Mientras tanto, Leah y su equipo llegaron a Westville, Oceantown, a la velocidad del rayo, alcanzando el pueblo en menos de una hora.
Pero cuando entraron en la destartalada casa, ya estaba vacía. Lo único de lo que estaban seguros era de que alguien había estado allí hacía una hora.
Leah se agachó y fijó su aguda mirada en los restos destrozados del reloj de bolsillo que yacían en el suelo. Alguien había estado con Janice, alguien que descubrió el rastreador, lo destruyó y huyó con ella.
Si Janice había activado el rastreador, significaba que no la habían retenido.
Con sus habilidades, ningún secuestrador normal habría podido retenerla contra su voluntad.
Pero si envió una señal de socorro, ¿por qué se fue con la otra persona?

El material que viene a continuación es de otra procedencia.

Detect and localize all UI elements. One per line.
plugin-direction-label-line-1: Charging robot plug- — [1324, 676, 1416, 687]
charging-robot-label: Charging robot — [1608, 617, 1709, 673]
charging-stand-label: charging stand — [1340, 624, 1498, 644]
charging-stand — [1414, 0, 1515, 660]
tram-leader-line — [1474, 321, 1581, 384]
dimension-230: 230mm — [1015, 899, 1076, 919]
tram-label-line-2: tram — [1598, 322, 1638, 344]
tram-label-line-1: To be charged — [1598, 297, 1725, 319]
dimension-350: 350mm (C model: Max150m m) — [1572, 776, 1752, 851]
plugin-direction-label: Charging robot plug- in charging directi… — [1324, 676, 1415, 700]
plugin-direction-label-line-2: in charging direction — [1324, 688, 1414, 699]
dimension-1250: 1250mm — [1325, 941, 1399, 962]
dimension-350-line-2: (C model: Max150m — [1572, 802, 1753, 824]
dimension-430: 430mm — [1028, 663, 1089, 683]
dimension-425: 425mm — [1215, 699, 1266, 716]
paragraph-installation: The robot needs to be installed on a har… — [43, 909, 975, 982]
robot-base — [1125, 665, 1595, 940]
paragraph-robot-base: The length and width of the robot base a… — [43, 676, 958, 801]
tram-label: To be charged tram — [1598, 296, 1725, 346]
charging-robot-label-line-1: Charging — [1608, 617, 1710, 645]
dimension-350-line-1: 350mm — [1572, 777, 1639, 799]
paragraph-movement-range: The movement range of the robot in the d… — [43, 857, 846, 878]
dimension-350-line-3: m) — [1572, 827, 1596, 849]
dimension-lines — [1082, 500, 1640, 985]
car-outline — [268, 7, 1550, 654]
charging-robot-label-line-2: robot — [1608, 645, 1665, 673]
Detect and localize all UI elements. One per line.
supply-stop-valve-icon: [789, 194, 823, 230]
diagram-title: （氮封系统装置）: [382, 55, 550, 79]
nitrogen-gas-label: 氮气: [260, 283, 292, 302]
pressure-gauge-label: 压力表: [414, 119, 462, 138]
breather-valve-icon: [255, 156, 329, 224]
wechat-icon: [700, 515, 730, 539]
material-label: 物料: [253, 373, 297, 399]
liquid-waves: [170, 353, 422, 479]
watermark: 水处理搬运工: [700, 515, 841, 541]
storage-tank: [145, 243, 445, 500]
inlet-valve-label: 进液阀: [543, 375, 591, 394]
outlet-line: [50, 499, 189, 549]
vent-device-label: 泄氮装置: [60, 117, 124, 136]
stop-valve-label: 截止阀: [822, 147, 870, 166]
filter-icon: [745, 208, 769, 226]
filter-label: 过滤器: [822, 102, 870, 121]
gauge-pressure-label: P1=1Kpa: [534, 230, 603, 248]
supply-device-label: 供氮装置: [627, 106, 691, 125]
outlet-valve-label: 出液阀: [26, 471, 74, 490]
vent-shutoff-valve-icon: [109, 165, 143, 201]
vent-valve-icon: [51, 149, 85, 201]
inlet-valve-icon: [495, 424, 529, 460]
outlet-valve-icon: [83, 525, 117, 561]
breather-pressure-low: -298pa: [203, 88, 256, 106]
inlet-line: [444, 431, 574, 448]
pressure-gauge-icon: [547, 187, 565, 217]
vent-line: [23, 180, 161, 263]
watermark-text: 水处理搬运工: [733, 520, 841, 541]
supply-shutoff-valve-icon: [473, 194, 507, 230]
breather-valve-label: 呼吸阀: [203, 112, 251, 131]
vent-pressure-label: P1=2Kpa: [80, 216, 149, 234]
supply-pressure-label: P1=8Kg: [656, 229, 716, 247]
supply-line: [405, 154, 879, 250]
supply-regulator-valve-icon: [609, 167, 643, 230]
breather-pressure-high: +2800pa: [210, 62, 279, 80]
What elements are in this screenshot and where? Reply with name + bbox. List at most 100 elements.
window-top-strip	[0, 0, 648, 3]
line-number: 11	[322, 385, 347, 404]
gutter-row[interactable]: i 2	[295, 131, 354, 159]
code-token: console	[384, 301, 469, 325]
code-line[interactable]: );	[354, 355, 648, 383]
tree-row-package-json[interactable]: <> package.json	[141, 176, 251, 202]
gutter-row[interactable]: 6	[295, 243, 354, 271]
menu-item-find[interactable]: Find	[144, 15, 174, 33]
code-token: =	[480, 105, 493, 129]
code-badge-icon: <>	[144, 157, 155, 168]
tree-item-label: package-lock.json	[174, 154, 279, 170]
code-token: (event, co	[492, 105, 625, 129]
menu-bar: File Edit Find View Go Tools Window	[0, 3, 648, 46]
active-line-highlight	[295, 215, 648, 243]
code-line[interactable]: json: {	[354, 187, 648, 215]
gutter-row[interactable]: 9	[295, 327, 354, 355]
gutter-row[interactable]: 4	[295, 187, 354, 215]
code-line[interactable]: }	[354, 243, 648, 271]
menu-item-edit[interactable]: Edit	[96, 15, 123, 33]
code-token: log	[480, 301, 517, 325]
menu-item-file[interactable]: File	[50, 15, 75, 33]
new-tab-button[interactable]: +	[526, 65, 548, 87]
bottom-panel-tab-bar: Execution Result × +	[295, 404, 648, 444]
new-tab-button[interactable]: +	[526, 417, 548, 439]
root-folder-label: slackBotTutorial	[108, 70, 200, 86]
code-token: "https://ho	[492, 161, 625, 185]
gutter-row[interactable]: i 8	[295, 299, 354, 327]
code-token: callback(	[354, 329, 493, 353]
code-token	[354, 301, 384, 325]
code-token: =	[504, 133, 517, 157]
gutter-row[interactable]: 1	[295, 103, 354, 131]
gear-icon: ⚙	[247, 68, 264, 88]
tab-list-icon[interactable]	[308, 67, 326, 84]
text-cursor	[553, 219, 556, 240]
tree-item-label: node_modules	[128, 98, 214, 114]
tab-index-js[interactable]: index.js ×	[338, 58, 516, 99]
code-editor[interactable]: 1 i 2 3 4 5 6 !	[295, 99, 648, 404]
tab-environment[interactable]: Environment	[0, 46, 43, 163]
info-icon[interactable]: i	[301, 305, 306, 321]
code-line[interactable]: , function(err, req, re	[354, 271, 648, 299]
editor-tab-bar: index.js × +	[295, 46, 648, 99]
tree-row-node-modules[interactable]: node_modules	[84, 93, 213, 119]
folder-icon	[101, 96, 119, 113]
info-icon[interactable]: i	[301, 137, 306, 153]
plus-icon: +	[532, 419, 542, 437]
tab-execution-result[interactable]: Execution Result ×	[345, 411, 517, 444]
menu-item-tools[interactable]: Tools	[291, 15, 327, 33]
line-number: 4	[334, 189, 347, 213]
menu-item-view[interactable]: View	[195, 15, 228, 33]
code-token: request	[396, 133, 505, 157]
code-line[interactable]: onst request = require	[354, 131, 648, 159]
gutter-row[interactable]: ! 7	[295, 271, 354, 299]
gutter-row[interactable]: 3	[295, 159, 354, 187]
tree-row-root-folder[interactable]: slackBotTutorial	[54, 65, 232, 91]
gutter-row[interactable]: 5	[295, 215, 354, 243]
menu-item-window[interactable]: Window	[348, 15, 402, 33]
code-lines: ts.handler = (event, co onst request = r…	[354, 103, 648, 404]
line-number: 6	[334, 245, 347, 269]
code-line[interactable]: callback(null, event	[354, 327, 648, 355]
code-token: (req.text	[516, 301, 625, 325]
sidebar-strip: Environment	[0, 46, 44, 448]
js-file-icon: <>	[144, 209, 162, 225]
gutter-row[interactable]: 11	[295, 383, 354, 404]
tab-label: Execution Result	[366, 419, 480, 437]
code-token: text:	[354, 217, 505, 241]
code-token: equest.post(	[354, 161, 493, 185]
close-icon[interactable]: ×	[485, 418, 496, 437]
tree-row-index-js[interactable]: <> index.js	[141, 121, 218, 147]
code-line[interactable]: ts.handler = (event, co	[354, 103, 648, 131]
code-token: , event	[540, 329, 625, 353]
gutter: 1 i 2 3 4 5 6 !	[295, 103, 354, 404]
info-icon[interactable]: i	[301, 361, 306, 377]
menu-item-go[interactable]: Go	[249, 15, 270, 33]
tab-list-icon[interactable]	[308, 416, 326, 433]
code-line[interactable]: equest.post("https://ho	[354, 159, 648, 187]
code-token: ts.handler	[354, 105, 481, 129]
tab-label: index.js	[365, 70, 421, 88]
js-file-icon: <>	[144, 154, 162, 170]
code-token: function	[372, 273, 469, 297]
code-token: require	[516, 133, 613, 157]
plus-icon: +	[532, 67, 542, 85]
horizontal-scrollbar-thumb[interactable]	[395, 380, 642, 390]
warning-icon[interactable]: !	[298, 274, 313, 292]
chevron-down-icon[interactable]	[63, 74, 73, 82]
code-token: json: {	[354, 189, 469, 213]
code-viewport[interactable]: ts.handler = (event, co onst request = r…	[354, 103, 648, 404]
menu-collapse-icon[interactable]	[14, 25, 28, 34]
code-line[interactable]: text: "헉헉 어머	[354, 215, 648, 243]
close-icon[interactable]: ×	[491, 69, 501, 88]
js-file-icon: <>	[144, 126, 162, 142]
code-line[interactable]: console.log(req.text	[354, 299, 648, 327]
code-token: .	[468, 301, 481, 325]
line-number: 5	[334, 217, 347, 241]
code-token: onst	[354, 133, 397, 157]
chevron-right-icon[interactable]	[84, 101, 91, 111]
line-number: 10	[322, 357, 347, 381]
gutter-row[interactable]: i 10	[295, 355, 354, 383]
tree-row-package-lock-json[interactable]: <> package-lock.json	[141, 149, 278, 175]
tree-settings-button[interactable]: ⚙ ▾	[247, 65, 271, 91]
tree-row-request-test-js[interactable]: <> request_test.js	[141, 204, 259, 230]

Nada de eso tenía sentido.
Leah exhaló bruscamente. —Averiguad todo lo que podáis sobre este lugar. Ahora mismo.
—¡Sí, señora!
Su equipo se puso en marcha y se dispersó para interrogar a los lugareños.
Minutos más tarde, trajeron a un aldeano, un hombre pequeño y fibroso que parecía aterrorizado. Le temblaban las manos mientras se plantaba ante Leah.
«Señora, ¿qué quiere? ¡Solo soy un honesto hombre de negocios, lo juro! ¡No sé nada!».